Nehal Agarwal
About
Nehal is an artist whose practice explores the instability of meaning and the ways in which interpretation shifts across time, context and perspective. Through the processes of layering, repetition, fragmentation and transformation, her work investigates how perception is constructed through what is revealed, obscured, altered or left unresolved. Rather than presenting meaning as something fixed, her practice creates spaces where understanding remains open, provisional and continuously negotiated.
Working primarily with watercolour, text and layered surfaces, Nehal is interested in how materials themselves can embody uncertainty. She allows the natural behaviour of pigment, absorption, erasure and accumulation to play an active role in shaping the image, creating works that move between recognition and abstraction. This process-led approach reflects her broader conceptual interest in how meaning emerges gradually, often through partial encounters, fragments and traces rather than through complete or stable forms.

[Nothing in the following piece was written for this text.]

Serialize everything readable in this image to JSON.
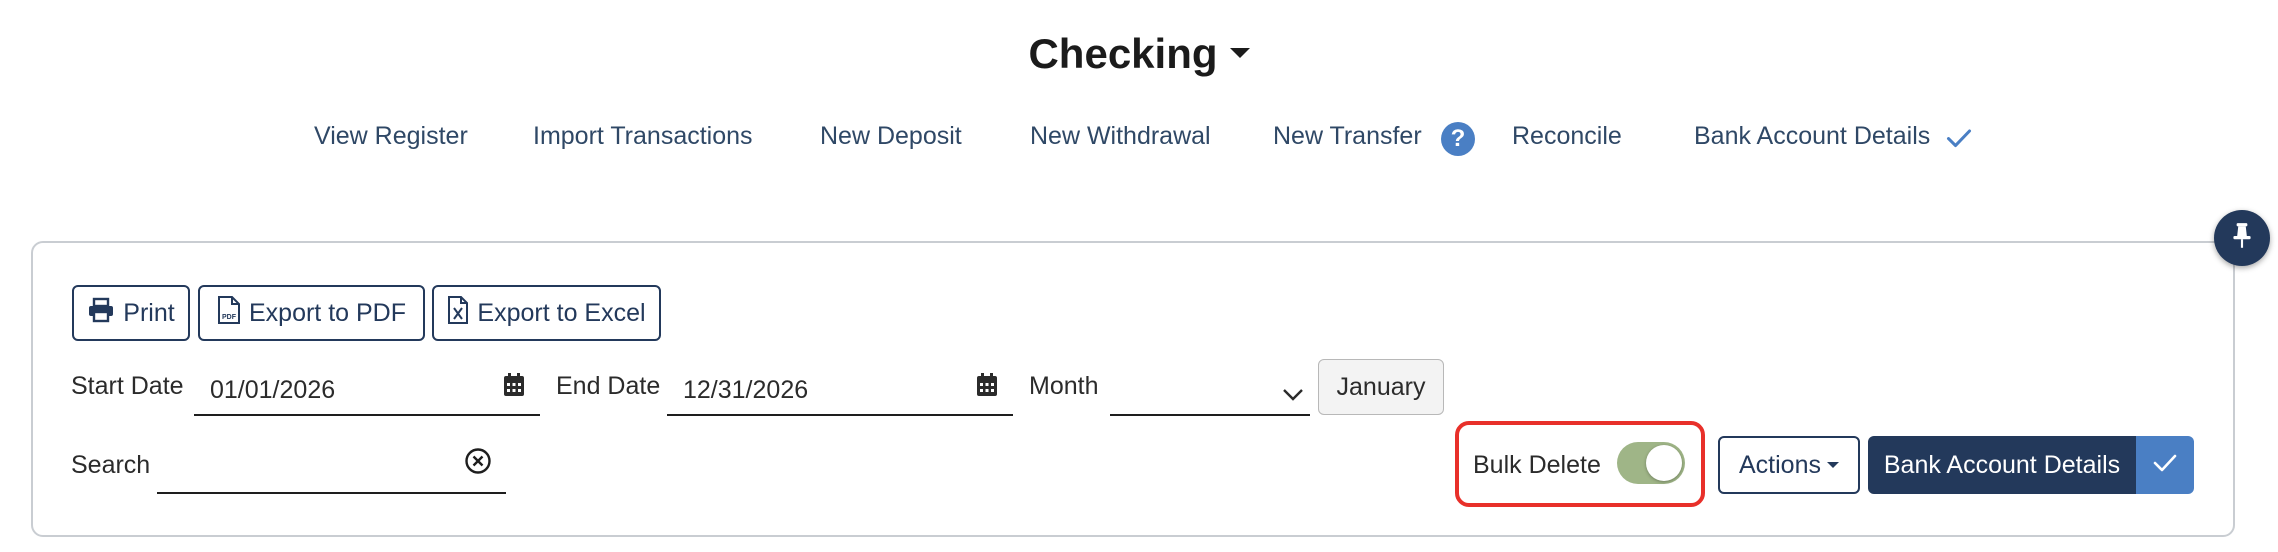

Drawing from personal observation as well as historical and cultural references, Nehal's work often uses natural forms, particularly flowers, as a site through which shifting meanings can be explored. By magnifying, isolating and reconfiguring these forms, she challenges familiar ways of seeing and invites viewers to reconsider how recognition is formed. Text is often incorporated as a parallel layer of interpretation, functioning not as explanation but as an unstable element that complicates and extends the reading of the image.
What Is It
This project explores how meaning is constructed and transformed through historical, cultural and personal perspectives when interpreting a single subject. Using the tuberose flower as a point of departure, the work investigates how one image can carry multiple associations that shift depending on context, memory and the viewer’s own understanding. Rather than presenting the flower as a complete and stable form, the subject is fragmented, enlarged, layered and partially obscured, allowing its meaning to remain open and unsettled.

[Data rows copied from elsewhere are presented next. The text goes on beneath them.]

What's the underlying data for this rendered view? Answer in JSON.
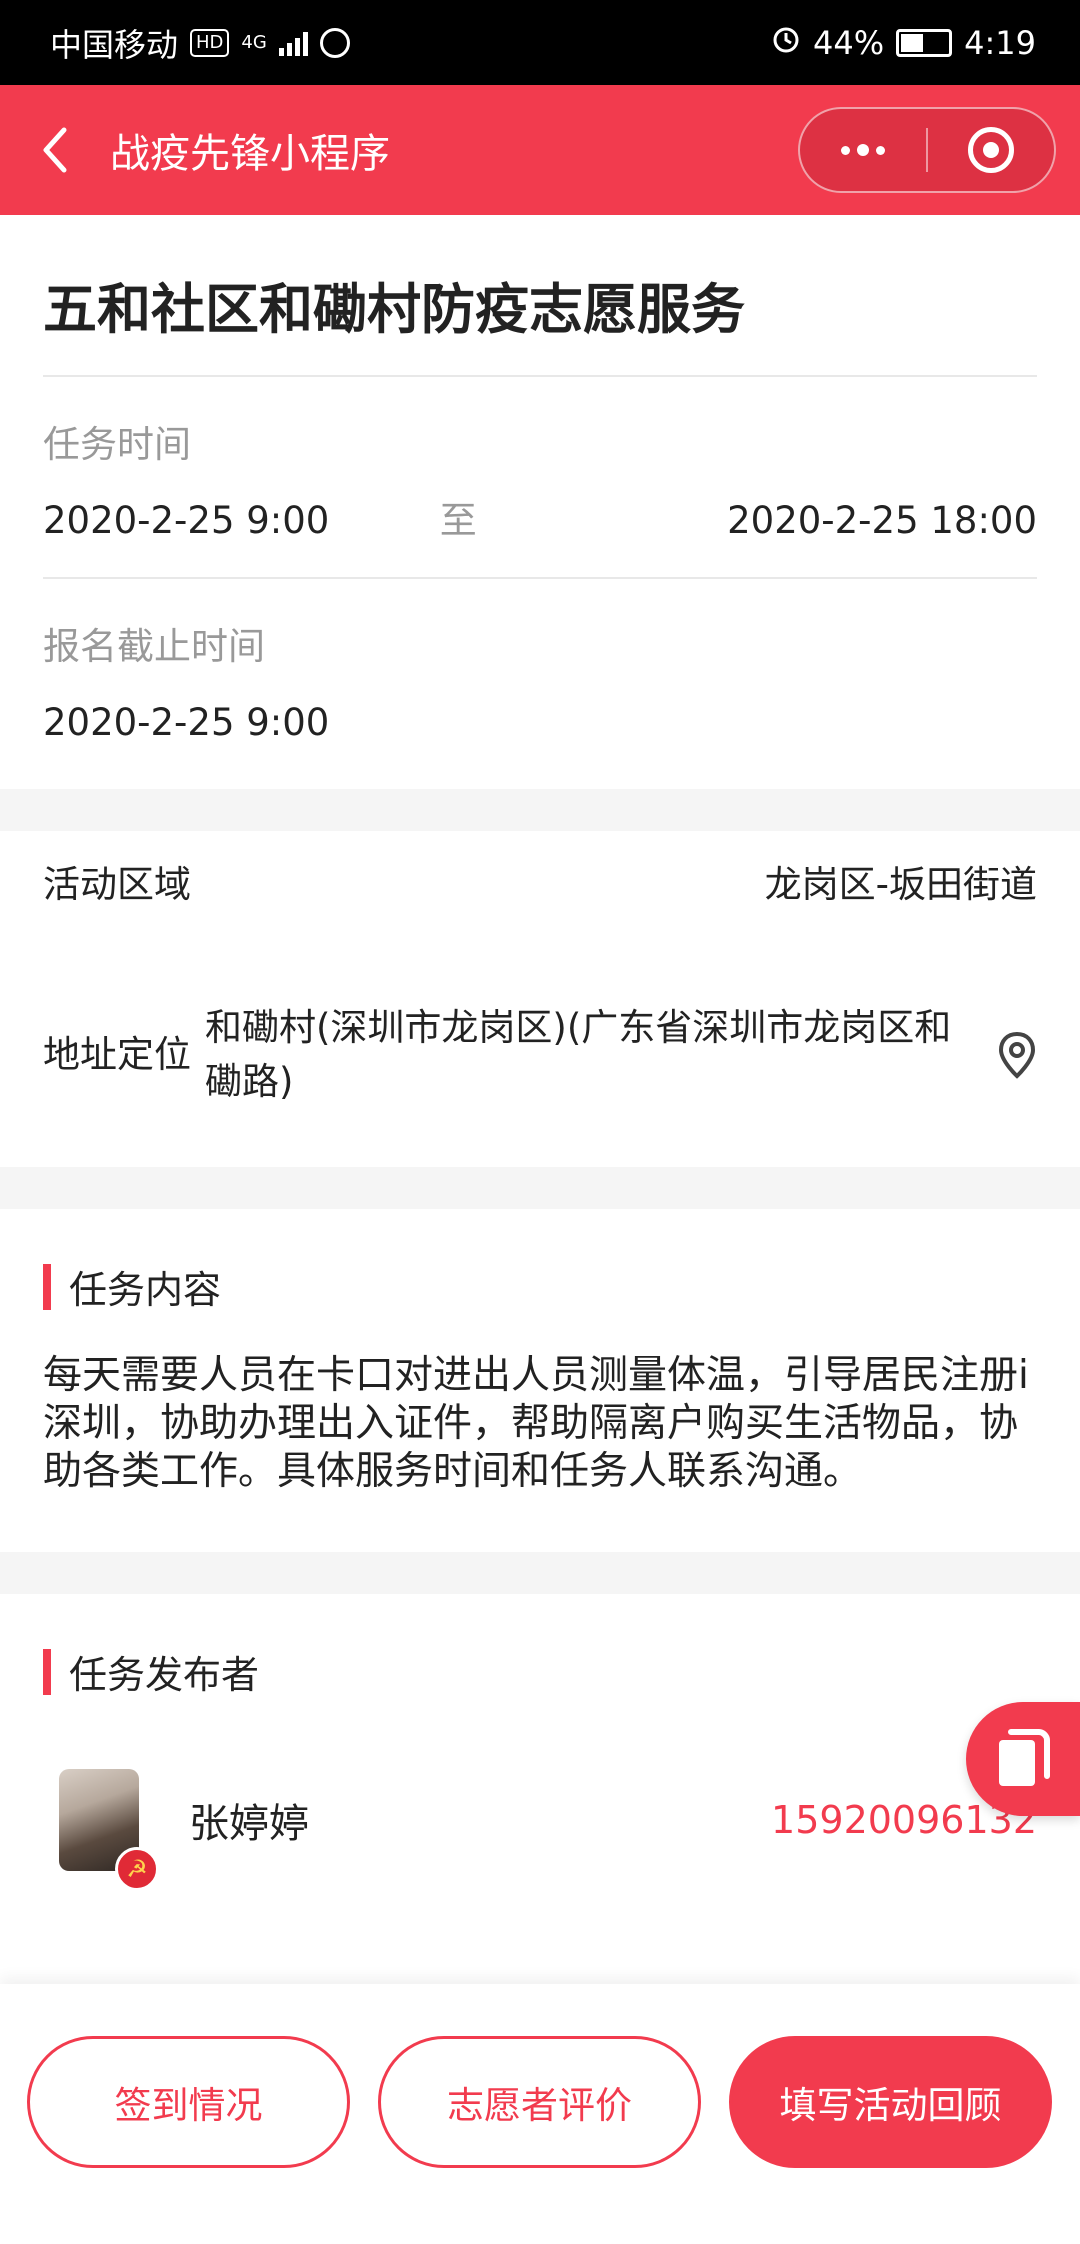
{
  "status_bar": {
    "carrier": "中国移动",
    "hd": "HD",
    "network": "4G",
    "battery": "44%",
    "time": "4:19"
  },
  "navbar": {
    "title": "战疫先锋小程序"
  },
  "task": {
    "title": "五和社区和磡村防疫志愿服务",
    "time_label": "任务时间",
    "start_time": "2020-2-25 9:00",
    "to_text": "至",
    "end_time": "2020-2-25 18:00",
    "deadline_label": "报名截止时间",
    "deadline": "2020-2-25 9:00"
  },
  "location": {
    "area_label": "活动区域",
    "area_value": "龙岗区-坂田街道",
    "address_label": "地址定位",
    "address_value": "和磡村(深圳市龙岗区)(广东省深圳市龙岗区和磡路)"
  },
  "content_section": {
    "heading": "任务内容",
    "text": "每天需要人员在卡口对进出人员测量体温，引导居民注册i深圳，协助办理出入证件，帮助隔离户购买生活物品，协助各类工作。具体服务时间和任务人联系沟通。"
  },
  "publisher_section": {
    "heading": "任务发布者",
    "name": "张婷婷",
    "phone": "15920096132"
  },
  "footer": {
    "checkin_label": "签到情况",
    "review_label": "志愿者评价",
    "fill_review_label": "填写活动回顾"
  },
  "colors": {
    "accent": "#f23b4e",
    "muted_text": "#999999",
    "section_gap": "#f5f5f5"
  },
  "icons": [
    "back-icon",
    "more-icon",
    "close-miniprogram-icon",
    "location-pin-icon",
    "copy-icon",
    "party-badge-icon"
  ]
}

Working primarily with watercolour, text and layered surfaces, the project uses material processes to mirror this instability. Watercolour spreads unpredictably, edges dissolve and forms move between recognition and abstraction, creating images that resist fixed interpretation. Text is introduced as an additional layer of meaning, drawing from historical references, cultural associations and personal reflections. Instead of clarifying the image, these fragments of language complicate it, encouraging multiple readings.
The work invites viewers to shift between looking, reading and interpreting, making perception an active part of the process. By leaving forms unresolved and meanings open-ended, the project suggests that interpretation is never singular. Meaning is continuously shaped and reshaped through experience, association and perspective, remaining fluid rather than fixed.